The Brandenburg Gate - now fully accessable!

“Ich bin ein Berliner,” JFK said in his famous speech declaring the stance of the United States in Berlin’s defense. Nevermind the joke that he accidentally called himself a jelly donut, he stood up for freedom…no less than President Regan did many years later when he stood before the Brandenburg Gate and declared, “Mr. Gorbachev, tear down this wall.” I was there when he made that speech. My mother and I stood there in the cheering crowd, thinking, “Yeah, right, like that will happen any time soon.” It happened two years later. Freedom has a way of coming to the fore.

I, too, am a Berliner.
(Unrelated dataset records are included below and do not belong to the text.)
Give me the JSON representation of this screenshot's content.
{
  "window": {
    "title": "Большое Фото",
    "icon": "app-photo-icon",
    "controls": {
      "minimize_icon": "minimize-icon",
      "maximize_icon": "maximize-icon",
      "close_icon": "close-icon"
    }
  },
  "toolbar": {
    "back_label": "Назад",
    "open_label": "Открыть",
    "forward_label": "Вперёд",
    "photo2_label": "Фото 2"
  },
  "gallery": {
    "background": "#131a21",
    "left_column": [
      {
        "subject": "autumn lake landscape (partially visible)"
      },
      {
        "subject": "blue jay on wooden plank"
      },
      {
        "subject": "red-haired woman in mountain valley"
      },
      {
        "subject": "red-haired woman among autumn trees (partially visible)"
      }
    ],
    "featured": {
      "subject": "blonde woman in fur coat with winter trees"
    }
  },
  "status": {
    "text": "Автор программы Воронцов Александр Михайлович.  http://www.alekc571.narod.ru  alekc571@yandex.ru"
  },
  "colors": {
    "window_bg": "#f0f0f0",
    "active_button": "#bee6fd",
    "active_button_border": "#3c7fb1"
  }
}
Even though I was not there for long. I think that we are part of everything that we have ever been. The naughty little children, the rebellious teenagers, the idealistic college students, the clueless new parents, the resigned adults. All of that is in me to this day. And so, on this anniversary of such a terrible oppression, I claim my place as a proud Berliner.

Even though I cannot speak the language.